The straight knockout championship of 2020 saw Tyrone's campaign end after a single game, a defeat to Donegal which brought the curtain down on Harte's 18-year reign.
Donegal didn't make it out of Ulster after Cavan's shock win in the final, while Mark Keane's late sucker-punch goal for Cork tumbled 2019 finalists Kerry out at the Munster semi-final stage.
It left Dublin with a much clearer path to their sixth consecutive All-Ireland and Jordan believes those early exits might benefit Tyrone and Kerry especially this year.
“I thought Kerry this year had the potential. They came the closest when they got beat in the  final with a very young squad but tactically they got it very, very wrong against Cork.
“Everybody maybe said last year was the best year to beat the Dubs but I think this year is the best opportunity because there's very little rest between the two championship campaigns, and a team like Kerry or Tyrone who had very short county campaigns have a bit of rest to put that freshness behind them.
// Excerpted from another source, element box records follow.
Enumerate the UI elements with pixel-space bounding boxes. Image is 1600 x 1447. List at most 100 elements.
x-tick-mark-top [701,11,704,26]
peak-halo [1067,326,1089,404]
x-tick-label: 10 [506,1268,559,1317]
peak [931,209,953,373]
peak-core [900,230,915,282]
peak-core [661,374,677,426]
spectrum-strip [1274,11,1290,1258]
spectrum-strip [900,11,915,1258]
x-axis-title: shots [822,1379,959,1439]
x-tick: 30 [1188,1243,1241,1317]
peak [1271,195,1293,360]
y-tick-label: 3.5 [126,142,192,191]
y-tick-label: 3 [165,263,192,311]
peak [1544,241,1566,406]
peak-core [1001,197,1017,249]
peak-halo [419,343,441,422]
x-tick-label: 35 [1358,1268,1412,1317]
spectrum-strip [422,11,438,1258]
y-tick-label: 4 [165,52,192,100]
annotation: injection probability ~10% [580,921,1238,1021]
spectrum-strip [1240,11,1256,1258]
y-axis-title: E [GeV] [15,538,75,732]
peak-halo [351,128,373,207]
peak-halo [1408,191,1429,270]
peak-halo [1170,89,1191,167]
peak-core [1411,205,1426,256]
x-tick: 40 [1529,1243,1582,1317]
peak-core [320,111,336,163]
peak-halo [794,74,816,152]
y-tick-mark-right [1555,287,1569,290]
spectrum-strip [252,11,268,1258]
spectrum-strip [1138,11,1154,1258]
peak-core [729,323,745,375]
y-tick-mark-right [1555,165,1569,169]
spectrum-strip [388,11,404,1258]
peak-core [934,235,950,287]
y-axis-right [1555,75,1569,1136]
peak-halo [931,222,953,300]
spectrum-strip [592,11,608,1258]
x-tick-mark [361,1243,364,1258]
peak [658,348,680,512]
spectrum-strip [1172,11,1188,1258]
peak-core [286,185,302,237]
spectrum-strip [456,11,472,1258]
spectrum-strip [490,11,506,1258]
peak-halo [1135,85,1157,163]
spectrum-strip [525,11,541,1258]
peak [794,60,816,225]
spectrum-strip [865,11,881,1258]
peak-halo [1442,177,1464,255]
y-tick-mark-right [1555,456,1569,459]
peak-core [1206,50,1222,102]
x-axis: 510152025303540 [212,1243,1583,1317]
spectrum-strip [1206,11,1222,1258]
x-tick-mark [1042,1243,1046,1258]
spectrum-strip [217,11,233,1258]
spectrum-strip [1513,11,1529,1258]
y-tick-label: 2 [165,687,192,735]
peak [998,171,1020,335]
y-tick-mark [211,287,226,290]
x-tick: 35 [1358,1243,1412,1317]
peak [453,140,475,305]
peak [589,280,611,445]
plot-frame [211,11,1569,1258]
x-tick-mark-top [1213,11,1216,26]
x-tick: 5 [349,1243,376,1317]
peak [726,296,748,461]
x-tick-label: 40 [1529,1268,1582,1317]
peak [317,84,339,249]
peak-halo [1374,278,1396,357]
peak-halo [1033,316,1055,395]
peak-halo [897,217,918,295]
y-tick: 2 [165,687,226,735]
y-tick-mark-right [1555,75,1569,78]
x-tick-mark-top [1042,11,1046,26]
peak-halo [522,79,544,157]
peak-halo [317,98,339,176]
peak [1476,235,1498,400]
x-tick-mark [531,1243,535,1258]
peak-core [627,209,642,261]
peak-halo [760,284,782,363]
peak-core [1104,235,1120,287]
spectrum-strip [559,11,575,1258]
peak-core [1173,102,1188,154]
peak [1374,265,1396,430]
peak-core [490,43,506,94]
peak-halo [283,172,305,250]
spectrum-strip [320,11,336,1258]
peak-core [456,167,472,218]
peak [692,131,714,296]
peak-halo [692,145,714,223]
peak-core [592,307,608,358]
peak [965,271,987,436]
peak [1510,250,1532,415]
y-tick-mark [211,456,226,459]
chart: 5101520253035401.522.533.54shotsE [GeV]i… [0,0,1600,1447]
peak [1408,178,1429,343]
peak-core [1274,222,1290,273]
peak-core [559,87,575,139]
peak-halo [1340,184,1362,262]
“Kerry have the forwards that can beat the Dubs, but the challenge for everybody is to stop the Dubs scoring. We've seen nobody really able to do that over the last number of years.
“If you were a betting man you'd put your money on the Dubs and feel pretty secure about it but Kerry are the one team you'd say this year, if my own county wasn't there, you'd love to see them in an All-Ireland final to see how they match up against Dublin.”